Chapter 1 of The Signing Family: What Every Parent Should Know about Sign Communication continued . . .


It is difficult to trace sign languages to a single origin because, like spoken languages, they evolved among deaf people in various places. Until recently, most communities of deaf people maintained their distinctive brands of signing for generations. There can be great variation even within a single country if deaf people from various communities do not mingle. Sign differences can be regional (the signs for aunt and uncle are different in Louisiana and Oregon) or ethnic (some sign variations are unique to deaf African Americans).
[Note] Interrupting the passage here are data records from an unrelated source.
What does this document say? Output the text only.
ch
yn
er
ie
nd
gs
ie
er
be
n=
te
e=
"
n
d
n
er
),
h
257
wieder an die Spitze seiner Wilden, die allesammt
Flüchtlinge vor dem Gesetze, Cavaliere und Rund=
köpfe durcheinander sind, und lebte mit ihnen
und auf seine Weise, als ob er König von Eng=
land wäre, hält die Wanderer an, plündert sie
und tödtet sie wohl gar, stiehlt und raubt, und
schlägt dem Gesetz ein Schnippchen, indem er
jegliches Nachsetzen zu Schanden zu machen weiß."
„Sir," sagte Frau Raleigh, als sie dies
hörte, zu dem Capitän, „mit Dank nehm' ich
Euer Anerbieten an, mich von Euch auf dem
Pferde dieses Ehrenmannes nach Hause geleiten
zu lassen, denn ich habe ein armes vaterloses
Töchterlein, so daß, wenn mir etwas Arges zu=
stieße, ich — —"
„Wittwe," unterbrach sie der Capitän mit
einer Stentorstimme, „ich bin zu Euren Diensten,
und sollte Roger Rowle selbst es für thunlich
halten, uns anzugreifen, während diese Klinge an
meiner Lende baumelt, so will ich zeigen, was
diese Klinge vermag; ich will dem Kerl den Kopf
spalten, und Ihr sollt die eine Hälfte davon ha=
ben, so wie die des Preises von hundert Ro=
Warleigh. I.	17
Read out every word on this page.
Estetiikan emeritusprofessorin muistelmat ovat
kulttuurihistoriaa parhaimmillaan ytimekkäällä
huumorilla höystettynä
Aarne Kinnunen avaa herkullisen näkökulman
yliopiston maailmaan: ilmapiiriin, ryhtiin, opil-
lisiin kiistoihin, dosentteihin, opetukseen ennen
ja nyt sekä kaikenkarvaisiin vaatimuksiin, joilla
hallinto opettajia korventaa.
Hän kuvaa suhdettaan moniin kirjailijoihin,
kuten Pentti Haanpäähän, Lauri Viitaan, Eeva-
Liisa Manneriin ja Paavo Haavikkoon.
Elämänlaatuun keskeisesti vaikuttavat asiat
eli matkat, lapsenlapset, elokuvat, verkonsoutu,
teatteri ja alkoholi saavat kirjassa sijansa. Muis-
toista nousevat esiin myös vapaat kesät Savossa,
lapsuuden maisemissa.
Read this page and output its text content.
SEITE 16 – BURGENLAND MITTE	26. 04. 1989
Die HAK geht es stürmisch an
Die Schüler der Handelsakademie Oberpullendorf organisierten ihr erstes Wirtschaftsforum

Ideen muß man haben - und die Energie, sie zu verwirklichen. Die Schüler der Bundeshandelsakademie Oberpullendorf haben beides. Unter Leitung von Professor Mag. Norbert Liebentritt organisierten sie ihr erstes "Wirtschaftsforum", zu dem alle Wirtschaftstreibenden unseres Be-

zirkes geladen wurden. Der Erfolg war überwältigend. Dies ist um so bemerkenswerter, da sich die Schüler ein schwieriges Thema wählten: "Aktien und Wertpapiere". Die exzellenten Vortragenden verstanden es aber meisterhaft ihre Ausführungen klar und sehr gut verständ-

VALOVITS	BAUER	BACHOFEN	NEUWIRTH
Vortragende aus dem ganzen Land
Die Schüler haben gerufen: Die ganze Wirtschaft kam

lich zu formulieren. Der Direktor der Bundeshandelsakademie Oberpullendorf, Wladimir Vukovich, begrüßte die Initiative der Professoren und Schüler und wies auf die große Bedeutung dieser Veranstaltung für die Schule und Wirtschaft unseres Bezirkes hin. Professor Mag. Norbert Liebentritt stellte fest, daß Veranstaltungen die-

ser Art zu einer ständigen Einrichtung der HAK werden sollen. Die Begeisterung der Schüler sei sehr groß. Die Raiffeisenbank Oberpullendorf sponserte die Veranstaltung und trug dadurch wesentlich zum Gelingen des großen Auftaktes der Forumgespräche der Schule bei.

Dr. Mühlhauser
In Canada the sign language of most deaf people living in the French-speaking province of Quebec, called Langue des Signes Québécoise, is different from that of the predominantly English-speaking parts of Canada.

Today, regional and group differences are beginning to fade. Affordable air travel brings large numbers of deaf people together for sports events, festivals, and conferences. Sign dictionaries are becoming a part of every deaf person's life, and signing on cable television has helped homogenize sign languages within national borders. Still there will always be regional differences despite the trend to uniformity, much the same as regional dialects will always exist in spoken languages.

Signing and Parenting

In an authentic signed conversation between two deaf people, there is hardly an opportunity for you to cut in and announce sheepishly, "Hey, I'm just learning to sign." You struggle to catch a sign here and there, but the conversation swirls on. Signing is the lifeblood of communication for the conversants and they just charge ahead with it.

Most parents of deaf children know only fingerspelling and a few signs. To become proficient signers, both parents and children need role models such as Deaf adults, older deaf children who are fluent signers, and other parents who have learned to sign well. Your best role models may be the people who inspired you, either directly or indirectly, to open your home and heart to sign.

You want to sign the way Deaf people do so that the conversation in your home can flow freely. You arm yourself with a course or two and set off into the Deaf community. But they sign so fast! And they can talk about anything and be understood. "Oh," you think, "that's what our family needs." There is no dimension of thought that cannot be expressed through signing. That's one of the keys for you in choosing to sign with your deaf child-you want unhindered communication with your child.